Empowered to Repair then concludes with a reminder to bask in rest and prayer. The work of reparation is hard and unending. There are always more battles to fight. Drawing from her own personal experience, Salter-McNeil is clear to activists that it is not just okay, but it is required, to rest. Burnout does nobody any good and this is a long struggle to be won.
Simple, clear, witty, pithy, and grounded in both biblical teaching and McNeil Salter’s lifetime experience in pursuing justice, Empowered to Repair is a passionate call to go beyond a desire for reconciliation and instead ground that desire in the practical and substantive work of repair.
Interesting tidbit that I did not piece together until reading the "Acknowledgements" at the end... Dr. McNeil is the Associate Pastor Preaching & Reconciliation at Quest Church in Seattle:
Quest Church is led by Lead Pastor Rev. Gail Song Bantum, whose husband Brian Bantum also serves as Theologian in Residence there. I've been reading a bit of Brian Bantum's work recently due to his connection with "The Duke School" (Willie James Jennings, J. Kameron Carter) so this was an interesting connection to make.

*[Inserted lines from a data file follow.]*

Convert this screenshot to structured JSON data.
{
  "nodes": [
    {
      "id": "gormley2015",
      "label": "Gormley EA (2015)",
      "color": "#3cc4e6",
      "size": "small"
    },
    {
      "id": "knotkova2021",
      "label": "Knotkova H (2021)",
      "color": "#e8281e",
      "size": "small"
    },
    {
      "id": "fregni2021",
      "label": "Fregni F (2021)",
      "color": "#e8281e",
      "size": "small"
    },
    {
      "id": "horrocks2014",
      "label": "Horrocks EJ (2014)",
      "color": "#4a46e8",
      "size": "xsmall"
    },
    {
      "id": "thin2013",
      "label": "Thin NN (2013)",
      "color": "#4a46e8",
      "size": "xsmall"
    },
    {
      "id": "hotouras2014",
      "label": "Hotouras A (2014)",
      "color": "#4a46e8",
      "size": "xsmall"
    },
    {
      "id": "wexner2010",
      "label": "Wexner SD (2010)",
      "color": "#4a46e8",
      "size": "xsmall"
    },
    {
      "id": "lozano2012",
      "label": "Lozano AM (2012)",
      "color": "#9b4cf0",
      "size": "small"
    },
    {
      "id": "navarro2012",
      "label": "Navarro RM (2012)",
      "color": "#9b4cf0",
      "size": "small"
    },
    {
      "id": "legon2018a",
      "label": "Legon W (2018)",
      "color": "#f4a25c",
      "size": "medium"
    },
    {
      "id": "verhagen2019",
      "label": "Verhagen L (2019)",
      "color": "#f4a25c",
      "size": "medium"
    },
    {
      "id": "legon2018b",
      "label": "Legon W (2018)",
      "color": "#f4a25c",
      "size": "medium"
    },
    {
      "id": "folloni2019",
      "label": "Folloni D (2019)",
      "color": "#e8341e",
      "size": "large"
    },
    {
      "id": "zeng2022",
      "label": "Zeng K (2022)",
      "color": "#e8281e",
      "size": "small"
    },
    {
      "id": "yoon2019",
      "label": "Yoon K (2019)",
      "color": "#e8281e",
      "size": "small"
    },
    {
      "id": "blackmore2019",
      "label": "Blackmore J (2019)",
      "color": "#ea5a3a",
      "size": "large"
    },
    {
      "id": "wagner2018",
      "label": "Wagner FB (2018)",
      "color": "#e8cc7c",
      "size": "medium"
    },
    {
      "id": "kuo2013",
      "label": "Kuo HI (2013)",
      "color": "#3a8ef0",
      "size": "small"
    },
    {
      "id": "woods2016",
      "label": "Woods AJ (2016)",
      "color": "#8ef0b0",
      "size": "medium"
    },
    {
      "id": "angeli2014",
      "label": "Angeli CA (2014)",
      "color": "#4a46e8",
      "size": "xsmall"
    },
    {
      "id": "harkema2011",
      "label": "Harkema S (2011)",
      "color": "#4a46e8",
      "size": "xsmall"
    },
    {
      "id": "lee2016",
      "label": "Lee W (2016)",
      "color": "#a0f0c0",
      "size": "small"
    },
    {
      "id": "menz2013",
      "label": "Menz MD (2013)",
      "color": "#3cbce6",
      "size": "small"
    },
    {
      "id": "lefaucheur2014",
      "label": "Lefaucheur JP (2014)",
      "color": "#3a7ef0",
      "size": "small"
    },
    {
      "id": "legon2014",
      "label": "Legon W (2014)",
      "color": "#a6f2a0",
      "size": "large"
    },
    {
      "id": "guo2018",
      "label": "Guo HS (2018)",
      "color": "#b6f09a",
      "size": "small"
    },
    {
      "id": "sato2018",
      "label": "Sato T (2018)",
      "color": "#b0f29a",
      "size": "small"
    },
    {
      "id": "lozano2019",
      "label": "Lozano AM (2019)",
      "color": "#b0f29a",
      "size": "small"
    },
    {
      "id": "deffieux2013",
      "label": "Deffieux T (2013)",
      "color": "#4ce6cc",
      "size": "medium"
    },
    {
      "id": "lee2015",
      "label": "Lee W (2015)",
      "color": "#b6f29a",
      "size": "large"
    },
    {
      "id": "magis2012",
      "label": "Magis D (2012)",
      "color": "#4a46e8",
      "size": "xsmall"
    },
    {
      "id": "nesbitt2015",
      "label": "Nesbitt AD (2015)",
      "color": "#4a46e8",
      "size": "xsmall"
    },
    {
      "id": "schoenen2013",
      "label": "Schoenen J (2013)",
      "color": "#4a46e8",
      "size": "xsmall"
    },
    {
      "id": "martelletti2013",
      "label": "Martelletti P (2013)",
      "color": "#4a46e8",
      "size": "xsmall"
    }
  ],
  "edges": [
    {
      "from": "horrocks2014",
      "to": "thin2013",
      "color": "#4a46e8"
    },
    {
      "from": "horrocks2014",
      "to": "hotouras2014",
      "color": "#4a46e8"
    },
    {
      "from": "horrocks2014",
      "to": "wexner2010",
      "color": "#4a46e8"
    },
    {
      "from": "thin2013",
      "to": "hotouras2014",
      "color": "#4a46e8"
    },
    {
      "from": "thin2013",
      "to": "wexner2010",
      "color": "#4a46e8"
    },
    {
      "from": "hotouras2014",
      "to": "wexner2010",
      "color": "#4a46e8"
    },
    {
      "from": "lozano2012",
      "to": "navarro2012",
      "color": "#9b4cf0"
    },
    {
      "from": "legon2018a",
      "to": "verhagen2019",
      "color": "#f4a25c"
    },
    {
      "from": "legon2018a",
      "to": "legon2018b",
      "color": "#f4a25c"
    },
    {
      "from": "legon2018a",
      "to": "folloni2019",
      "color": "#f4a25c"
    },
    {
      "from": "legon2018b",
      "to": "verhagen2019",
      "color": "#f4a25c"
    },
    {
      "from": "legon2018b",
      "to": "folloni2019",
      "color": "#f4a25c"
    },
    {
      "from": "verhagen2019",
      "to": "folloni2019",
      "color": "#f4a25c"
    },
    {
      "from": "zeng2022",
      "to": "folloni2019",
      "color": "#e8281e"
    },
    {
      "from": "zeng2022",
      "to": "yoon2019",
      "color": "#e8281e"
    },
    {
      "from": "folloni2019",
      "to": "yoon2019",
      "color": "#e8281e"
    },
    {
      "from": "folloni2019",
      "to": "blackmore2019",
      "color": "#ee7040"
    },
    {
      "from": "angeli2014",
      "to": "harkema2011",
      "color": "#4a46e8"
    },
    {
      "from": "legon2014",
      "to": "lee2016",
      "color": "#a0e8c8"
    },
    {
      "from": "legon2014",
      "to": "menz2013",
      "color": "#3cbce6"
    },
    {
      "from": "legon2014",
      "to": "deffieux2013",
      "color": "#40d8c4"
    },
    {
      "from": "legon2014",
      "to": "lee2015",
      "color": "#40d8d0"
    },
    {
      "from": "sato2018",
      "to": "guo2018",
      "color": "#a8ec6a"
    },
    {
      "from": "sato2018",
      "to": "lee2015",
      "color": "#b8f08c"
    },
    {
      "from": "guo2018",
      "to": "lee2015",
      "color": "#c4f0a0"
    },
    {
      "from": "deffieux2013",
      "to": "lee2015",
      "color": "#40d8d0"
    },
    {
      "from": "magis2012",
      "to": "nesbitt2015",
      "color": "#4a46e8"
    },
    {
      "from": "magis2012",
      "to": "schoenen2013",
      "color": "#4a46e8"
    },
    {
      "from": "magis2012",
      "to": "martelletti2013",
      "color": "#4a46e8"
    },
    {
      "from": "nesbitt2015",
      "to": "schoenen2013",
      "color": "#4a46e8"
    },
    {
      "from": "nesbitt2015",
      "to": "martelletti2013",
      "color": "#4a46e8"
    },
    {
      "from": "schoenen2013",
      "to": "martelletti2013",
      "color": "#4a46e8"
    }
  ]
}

Apparently Quest Church recently "cut ties with its denomination—the Evangelical Covenant Church—because of its hard right turn on LGBTQIA+ inclusion."
I have deep respect for Rev. Brenda Salter McNeil. She is wise, prophetic, and grounded in her faith. This latest book challenges those who consider themselves to be followers of Jesus to act on their beliefs and work toward repair. "As followers of Jesus, we have been entrusted with the work of reconciliation that repairs broken relationships, systems, and structures." (p 30) I found the book both insightful and encouraging. I'd like to buy cases of Empowered to Repair and give them away!
Helpful and timely, Dr. McNeil has done it again. This is a book borne out of a deep consideration for how the good news of God can bring light and life to today's real concerns, issues, and most importantly, people.
I've been learning how to do community organizing, and this book gives a very helpful theological basis for it with lots of practical examples. It's also a great commentary on Nehemiah!